Big data may be the “in” thing, but many HR businesses are struggling to successfully position themselves as big data providers.
The problem has three parts: scope, readiness and interest. Many HR businesses are getting into the big data game, but most don’t have big data products available yet. Until HR sees what big data can do, it doesn’t appear to have much interest.
First, let’s talk about scope (no, not the mouthwash, but about why the big data field has gotten so crowded).
It’s clear that big data has huge potential for a variety of industries. There are many examples of how different industries can benefit, but instead of listing them ad nauseam, here’s one example whose value should be clear to all: using big data to recommend specific actions to combat diseases could reduce health care costs by billions annually, according to McKinsey. Cool, right?
Many HR businesses certainly think big data is cool. They recognize the opportunity it provides, and many have the potential to provide big data solutions. Most vendors collect data from their customers, and by combining it with data from client and/or outside data sources, they can create big data with significant value.

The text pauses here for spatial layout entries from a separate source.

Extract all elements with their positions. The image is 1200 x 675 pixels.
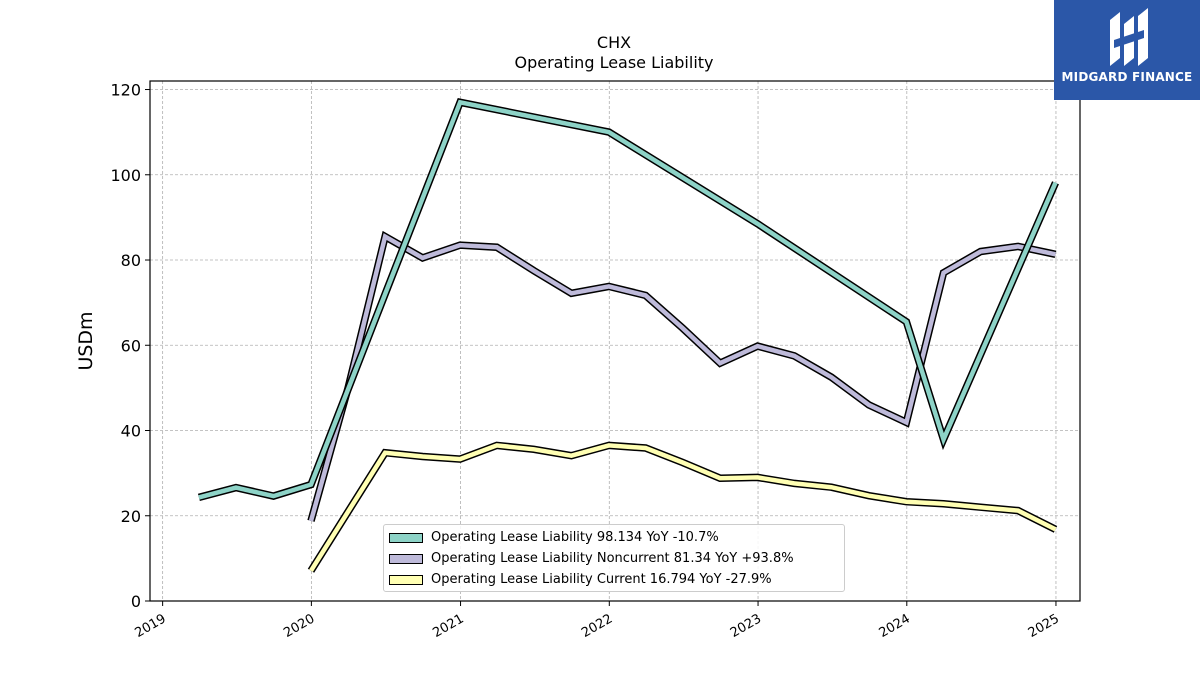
chart-title: CHX — [597, 33, 631, 52]
series-line — [198, 99, 1058, 500]
y-tick-label: 0 — [131, 592, 141, 611]
series-line — [308, 233, 1056, 522]
legend-swatch-noncurrent — [389, 554, 423, 564]
brand-logo: MIDGARD FINANCE — [1054, 0, 1200, 100]
y-tick-label: 80 — [121, 251, 141, 270]
x-tick-label: 2019 — [132, 611, 168, 641]
x-tick-label: 2022 — [579, 611, 615, 641]
plot-frame — [149, 80, 1081, 602]
chart-subtitle: Operating Lease Liability — [514, 53, 713, 72]
legend-swatch-total — [389, 533, 423, 543]
y-axis-label: USDm — [75, 311, 97, 370]
legend-label-current: Operating Lease Liability Current 16.794… — [431, 572, 772, 587]
y-tick-label: 120 — [110, 81, 141, 100]
x-tick-label: 2024 — [877, 611, 913, 641]
legend-label-total: Operating Lease Liability 98.134 YoY -10… — [431, 530, 719, 545]
x-tick-label: 2020 — [281, 611, 317, 641]
y-tick-label: 60 — [121, 336, 141, 355]
y-tick-label: 40 — [121, 422, 141, 441]
logo-text: MIDGARD FINANCE — [1061, 70, 1193, 84]
chart-legend: Operating Lease Liability 98.134 YoY -10… — [383, 524, 845, 592]
grid — [150, 81, 1080, 602]
logo-mark-icon — [1110, 8, 1148, 66]
series-line — [309, 443, 1057, 572]
legend-label-noncurrent: Operating Lease Liability Noncurrent 81.… — [431, 551, 794, 566]
y-tick-label: 20 — [121, 507, 141, 526]
legend-swatch-current — [389, 575, 423, 585]
series-lines — [197, 98, 1059, 573]
x-tick-label: 2023 — [728, 611, 764, 641]
x-tick-label: 2021 — [430, 611, 466, 641]
x-tick-label: 2025 — [1026, 611, 1062, 641]
y-tick-label: 100 — [110, 166, 141, 185]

That many HR businesses are jumping into the big data game is the first part of the problem. So many are positioning themselves as big data vendors that we have big overload about big data.
Stories about how big data is transforming business are endless. Making matters worse is the second part of the problem, that while it seems every HR business is touting its big data capabilities with white papers, webcasts, blog posts and other content, few actually have a big data product offering up and running. To get in on the trend (a Google search for “big data” returns 17,000,000 results), most are left to publish thought leadership content about what big data can do in the future.
As a result of this big data content overload, it is getting more difficult to get people to register for content (e.g., sign up for a webinar, download a white paper). And those who do are more likely to be from IT than HR.
This leads to the third part of HR vendors’ big “big data” problem: Many HR decision makers don’t care about big data per se. They don’t care about what big data is, or what it might be able to do someday (frankly, they might be more interested in reading about mouthwash). What interests them is what big data can do for them, now — specifically how they can leverage the HR data they already have from their talent, learning, recruiting, payroll, benefits, compensation and other systems (including data from outside their company) to make better talent management decisions and improve the performance of their business.
The way HR feels about big data is the same most of us feel about “Intel is Inside” campaigns. Why Intel is inside is not important; nobody outside of techies cares. What’s important is all the great things I can do with my computer if Intel is inside.
What does this mean for targeting HR with a big data product? First, marketing messages that focus only on “big data” or get into a technical discussion (the “why”) don’t seem to perform as well as messages that focus on how big data can transform HR (the “what”). How big data can help me hire better employees and retain them, lower employee benefit costs, develop better leaders, reduce absenteeism/presenteeism, etc.
Also, while it’s important to incorporate certain technical keywords into your marketing copy and SEO strategies, it may not be a good idea to have them in your subject lines, content headlines or your product copy. Know your audience and buyer personas. Speak in language that resonates with them and talk about how your “big data” will impact their key performance indicators and/or business challenges.
- What can big data do to help me attract, retain and develop a more effective workforce?
- 5 essential things HR professionals need to know about big data — before you go to SHRM
HR people don’t want a technical white paper about what big data is. They want to know how it can make a difference — today.